The main limitation of our study was that we used transient elastography as the gold standard instead of liver biopsy. However, previous studies have found good agreement between TE and liver biopsy in patients with CHB. A meta‐analysis of 18 studies and 2772 CHB patients from Europe and Asia found that TE can be performed with good diagnostic accuracy for quantifying liver fibrosis: the AUROC was 0.86 to detect significant fibrosis and 0.93 to detect cirrhosis.20 Studies from sub‐Saharan Africa have also found a good agreement between TE and liver biopsy. In West Africa the AUROC was 0.61‐0.85 for significant fibrosis, and 0.98 for cirrhosis,24 whereas in Burkina Faso the AUROC was 0.87 for significant fibrosis and 0.88 for cirrhosis.25

Although the use of liver biopsy is considered a gold standard for assessment of liver fibrosis, even this method has its limitations.
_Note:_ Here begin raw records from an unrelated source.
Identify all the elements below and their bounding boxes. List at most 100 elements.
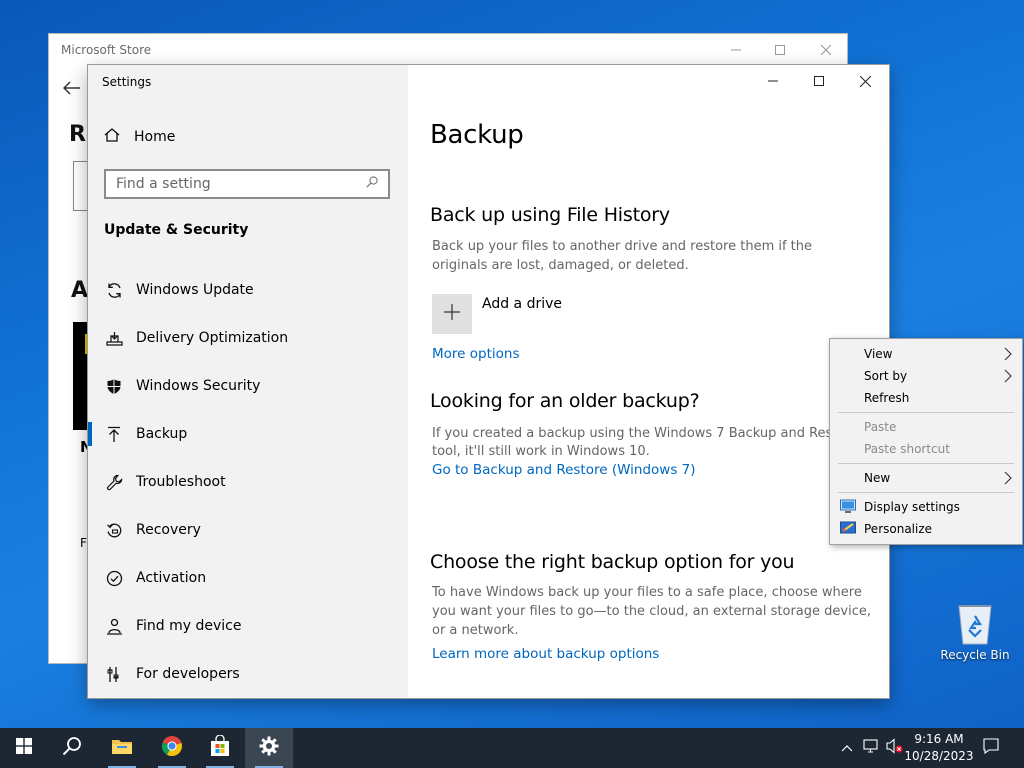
back-arrow-icon[interactable] [62,79,81,100]
chevron-right-icon [1004,369,1012,386]
menu-item-sort-by[interactable]: Sort by [830,365,1022,387]
display-icon [840,499,856,517]
taskbar-search-button[interactable] [48,728,96,768]
store-bag-icon [209,734,231,761]
menu-item-label: Paste shortcut [864,442,950,456]
home-label: Home [134,129,176,145]
sidebar-item-find-my-device[interactable]: Find my device [88,602,408,650]
volume-muted-icon [886,738,904,758]
menu-item-label: Display settings [864,500,960,514]
file-history-description: Back up your files to another drive and … [432,239,813,273]
menu-item-label: Paste [864,420,897,434]
menu-item-refresh[interactable]: Refresh [830,387,1022,409]
sidebar-item-backup[interactable]: Backup [88,410,408,458]
sidebar-item-label: Activation [136,570,207,586]
menu-item-personalize[interactable]: Personalize [830,518,1022,540]
action-center-button[interactable] [976,728,1006,768]
taskbar [0,728,1024,768]
recycle-bin-label: Recycle Bin [940,648,1010,662]
check-circle-icon [104,568,124,588]
settings-maximize-button[interactable] [796,65,842,97]
notification-icon [983,738,999,758]
menu-item-display-settings[interactable]: Display settings [830,496,1022,518]
more-options-link[interactable]: More options [432,346,519,362]
sidebar-item-label: Windows Security [136,378,261,394]
sidebar-item-label: Recovery [136,522,201,538]
older-backup-heading: Looking for an older backup? [430,390,700,412]
menu-item-paste[interactable]: Paste [830,416,1022,438]
sidebar-item-windows-security[interactable]: Windows Security [88,362,408,410]
store-app-tile[interactable] [73,322,90,430]
sidebar-item-label: Windows Update [136,282,254,298]
show-hidden-icons-button[interactable] [838,728,856,768]
store-close-button[interactable] [803,34,847,66]
choose-backup-description: To have Windows back up your files to a … [432,585,871,638]
file-history-heading: Back up using File History [430,204,670,226]
menu-separator [838,412,1014,413]
shield-icon [104,376,124,396]
folder-icon [111,737,133,759]
taskbar-clock[interactable]: 9:16 AM 10/28/2023 [904,731,974,765]
network-icon [863,739,879,757]
sidebar-item-label: Delivery Optimization [136,330,289,346]
recycle-bin-desktop-icon[interactable]: Recycle Bin [940,600,1010,662]
person-pin-icon [104,616,124,636]
add-drive-button[interactable] [432,294,472,334]
settings-taskbar-button[interactable] [245,728,293,768]
search-placeholder: Find a setting [116,176,211,192]
chrome-taskbar-button[interactable] [148,728,196,768]
add-drive-label[interactable]: Add a drive [482,296,562,312]
start-button[interactable] [0,728,48,768]
sidebar-item-windows-update[interactable]: Windows Update [88,266,408,314]
section-title: Update & Security [104,222,249,238]
volume-tray-button[interactable] [884,728,906,768]
settings-window-title: Settings [102,75,152,89]
developer-icon [104,664,124,684]
sidebar-item-recovery[interactable]: Recovery [88,506,408,554]
network-tray-button[interactable] [860,728,882,768]
store-maximize-button[interactable] [757,34,803,66]
recycle-bin-icon [940,600,1010,648]
home-nav-item[interactable]: Home [104,127,175,147]
menu-item-view[interactable]: View [830,343,1022,365]
store-minimize-button[interactable] [713,34,759,66]
store-search-box-fragment[interactable] [73,161,88,211]
settings-window[interactable]: Settings Home Find a setting Update & Se… [88,65,889,698]
recovery-icon [104,520,124,540]
menu-separator [838,463,1014,464]
file-explorer-taskbar-button[interactable] [98,728,146,768]
learn-more-link[interactable]: Learn more about backup options [432,646,659,662]
sidebar-item-troubleshoot[interactable]: Troubleshoot [88,458,408,506]
menu-item-label: Refresh [864,391,910,405]
backup-restore-link[interactable]: Go to Backup and Restore (Windows 7) [432,462,696,478]
menu-item-label: Sort by [864,369,908,383]
chrome-icon [161,735,183,761]
menu-separator [838,492,1014,493]
backup-arrow-icon [104,424,124,444]
chevron-right-icon [1004,471,1012,488]
older-backup-description-line2: tool, it'll still work in Windows 10. [432,444,650,459]
clock-time: 9:16 AM [914,732,964,746]
sync-icon [104,280,124,300]
sidebar-item-for-developers[interactable]: For developers [88,650,408,698]
menu-item-paste-shortcut[interactable]: Paste shortcut [830,438,1022,460]
sidebar-item-delivery-optimization[interactable]: Delivery Optimization [88,314,408,362]
settings-sidebar: Settings Home Find a setting Update & Se… [88,65,408,698]
sidebar-item-label: Find my device [136,618,242,634]
delivery-icon [104,328,124,348]
settings-close-button[interactable] [842,65,888,97]
desktop-context-menu: View Sort by Refresh Paste Paste shortcu… [829,338,1023,545]
menu-item-new[interactable]: New [830,467,1022,489]
settings-minimize-button[interactable] [750,65,796,97]
home-icon [104,127,120,147]
older-backup-description-line1: If you created a backup using the Window… [432,426,859,441]
microsoft-store-taskbar-button[interactable] [196,728,244,768]
chevron-right-icon [1004,347,1012,364]
find-setting-search[interactable]: Find a setting [104,169,390,199]
menu-item-label: New [864,471,891,485]
store-section-fragment: A [71,278,89,303]
page-title: Backup [430,120,524,150]
sidebar-item-activation[interactable]: Activation [88,554,408,602]
gear-icon [259,736,279,760]
sidebar-item-label: For developers [136,666,240,682]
First, since a single biopsy only assesses about 1/50,000 of the liver there is a risk of sampling error, and studies have shown that the degree of fibrosis can vary significantly in different liver biopsies from the same patient.40 Furthermore, the interpretation of histology is to a certain degree a subjective exercise, and there is a significant inter‐observer variability. Indeed, a study from North America compared hepatopathologists with general pathologists, and found that only 49.9% of the readings agreed with regard to Metavir fibrosis stage.41 Fibroscan, on the contrary, assesses a larger portion of the liver and is less user dependent. Although TE can overestimate liver fibrosis in certain situations, such as patients with hepatic flares or after a meal,42, 43 we minimised this problem by instructing patients to fast for minimum 2 hours before the examination, and excluding patients with grossly elevated ALT or liver stasis.

In summary, we found that both APRI, FIB‐4 and GPR had good diagnostic properties in Ethiopian CHB patients. However, the sensitivities of all tests were poor, and the WHO recommended threshold for APRI would only detect 10% of patients with cirrhosis. Our study supports the use of these simple and affordable NITs in sub‐Saharan Africa, but further studies should be undertaken in African CHB patients to assess whether the thresholds need modification in this setting.

Conflicts of Interest

We declare that we have no conflicts of interest.